Saturday, May 28, 2011


Thursday, on day seven, climbing up through Ochoco National Forest, I finally felt like I was in a groove.  Lighter traffic allowed me to lose myself in my thoughts, appreciate the unfamiliar yet inviting ponderosa forest that surrounded me, and even sing my favorite old songs loudly for my own amusement.

The day before I decided my ankle needed a break, and my sister Doreen sprung into action, calling a fellow Caldwell-Banker real estate agent in Prineville, were I sat moping, to see if there were any runners there who might host me for the night so I could heal. They suggested Norm Smith, who owned Xtreme Fitness Center with his wife Alicia.  Norm has completed many Ironman competitions and happens to as nice as he is inspiring.

Within minutes, Doreen called Norm and Norm called me and I had an invitation to relax at the fitness center during the day and an spend the night with Norm and Alicia. Thank you, Norm and Alicia! So I had a half day of rest, ice, and ibuprofen for my ankle, and I felt ready to test it out the next day.  Norm leaves for work at 3am, so I could get an early start and have lots of time to cover the 40 miles to my next lodging.

I intended to walk the whole day, and beyond if needed, until my ankle proved to be up for running again. I would stop midway to camp if my ankle pain returned; I had enough food and beverage for two days if necessary.

Before setting out, we weighed me--good news, no change in weight--and my stroller--yikes, 60 pounds!  I am convinced that I injured my leg on the full day of descending Mt. Hood, and my heavy stroller surely compounded the problem, adding to the strain on my legs and altering my stride.  I should say that the stroller is strikingly easy to push with 40 pounds of cargo.  I couldn't be more happy with it.  Yet, I underappreciated--foolishly, since I know better--the strain of all this downhill running so early in my trip.
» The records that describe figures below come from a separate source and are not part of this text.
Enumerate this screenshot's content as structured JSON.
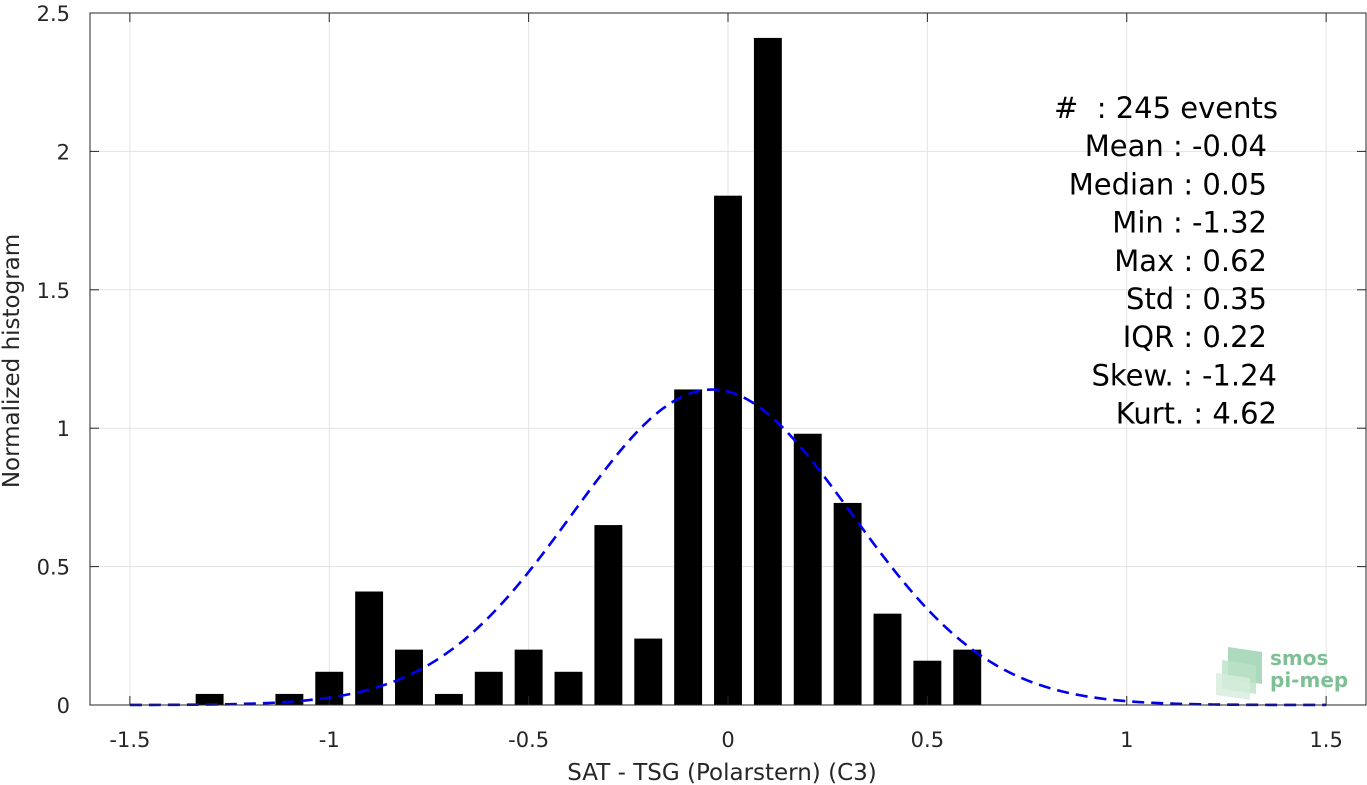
{
  "chart_data": {
    "type": "bar",
    "title": "",
    "xlabel": "SAT - TSG (Polarstern) (C3)",
    "ylabel": "Normalized histogram",
    "xlim": [
      -1.6,
      1.6
    ],
    "ylim": [
      0,
      2.5
    ],
    "grid": true,
    "x_ticks": [
      "-1.5",
      "-1",
      "-0.5",
      "0",
      "0.5",
      "1",
      "1.5"
    ],
    "x_tick_values": [
      -1.5,
      -1,
      -0.5,
      0,
      0.5,
      1,
      1.5
    ],
    "y_ticks": [
      "0",
      "0.5",
      "1",
      "1.5",
      "2",
      "2.5"
    ],
    "y_tick_values": [
      0,
      0.5,
      1,
      1.5,
      2,
      2.5
    ],
    "bar_width": 0.07,
    "bar_color": "#000000",
    "bins": [
      -1.3,
      -1.1,
      -1.0,
      -0.9,
      -0.8,
      -0.7,
      -0.6,
      -0.5,
      -0.4,
      -0.3,
      -0.2,
      -0.1,
      0.0,
      0.1,
      0.2,
      0.3,
      0.4,
      0.5,
      0.6
    ],
    "values": [
      0.04,
      0.04,
      0.12,
      0.41,
      0.2,
      0.04,
      0.12,
      0.2,
      0.12,
      0.65,
      0.24,
      1.14,
      1.84,
      2.41,
      0.98,
      0.73,
      0.33,
      0.16,
      0.2
    ],
    "fit_curve": {
      "type": "gaussian",
      "mean": -0.04,
      "std": 0.35,
      "color": "#0000ee",
      "style": "dashed",
      "x_range": [
        -1.5,
        1.5
      ]
    },
    "stats": [
      "#  : 245 events",
      "Mean : -0.04",
      "Median : 0.05",
      "Min : -1.32",
      "Max : 0.62",
      "Std : 0.35",
      "IQR : 0.22",
      "Skew. : -1.24",
      "Kurt. : 4.62"
    ]
  },
  "logo": {
    "line1": "smos",
    "line2": "pi-mep",
    "color": "#7fbf96"
  }
}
Back to Thursday: the early start was glorious, and I was on top of the world with enthusiasm and optimism.  I had no pain while walking, and it was encouraging to realize that I could walk 40 miles per day if I needed to heal.

Unfortunately, thirty miles into my walk as I crested the pass and began a steep descent--the first of the day--my ankle developed significant pain.  It was windy and sleeting at the time, so I limped down from the pass as gently as I could, and the pain subsided as the road became less steep.  The pain returned as I climbed the mile-long steep gravel road to the bunkhouse.  Upon arrival I iced immediately, but I had already done too much damage.

I woke up Friday morning at 5 without improvement in the pain or swelling, so I went back to sleep and slept to 8--much needed catchup. I spent the rest of the day Friday resting, icing, and elevating my leg. I also took regular ibuprofen--6 tablets per day.  Even these things did not significantly reduce the pain or inflammation.  It is very hard for me not to make progress for home, but I understand, thanks to many of you, that I need to recover before traveling on.

This lodging was provided to me by a son Nick of Joan and Nick's from Portland.  Nick maintains this "bunkhouse" for teams of scientists doing fieldwork  in the area.  Living here at this time are Julie and Donovan, who are studying the movement patterns of beavers in this challenging high-desert environment.  Nick has generously welcomed me to stay on here to recover, and I really don't think I have a choice to move on yet.  My next lodging, also provided by Nick, is another bunkhouse 46 miles away.  While that normally would be a perfect day's travel distance, I expect I will want to camp along the way so I don't overtax my ankle before it is strong. I'm very grateful to Nick for these places to stay.  There is no cell coverage in the area, so it is nice that I have access to a phone so I can talk with my family.  Also, the view, as you can see in this picture, is stunning.  What a beautiful area!  Nick has also given me much-needed route information for my next several days of travel through areas with no services.  Thank you, Nick!

So, it has been a time of paradoxes.  On the day when I first had confidence and enthusiasm that I will make it home, I disable myself and cast new uncertainty on the trip.  Secondly, though I worked hard to pack light, preparing for the many contingencies resulted in a heavy stroller, which ultimately decreased, not increased, my chances of succeeding.  Both of these were predictable, and hopefully they will be two small lessons among many at the beginning of a long adventure.

Thank you everyone for your support in all of the many ways!



Joe K. Shoenfeld said...

Hi Glenn -- I'm looking at this week's Shelburne Falls & West County Independent with a nice front page article "Solo Mission" and a picture of you on the iron bridge... sorry to hear about that ankle but it sounds like you're doing the right things. Love the blog!
--Joe Shoenfeld

2LogR said...

Nicely written. In fact, I now hope for more rest days as they allow you the time to share your thoughts and insights with the rest of us. Rest, Recover, Return.

Anonymous said...

Keep your chin up and stay positive. Hope to hear that you are back on the road soon!!!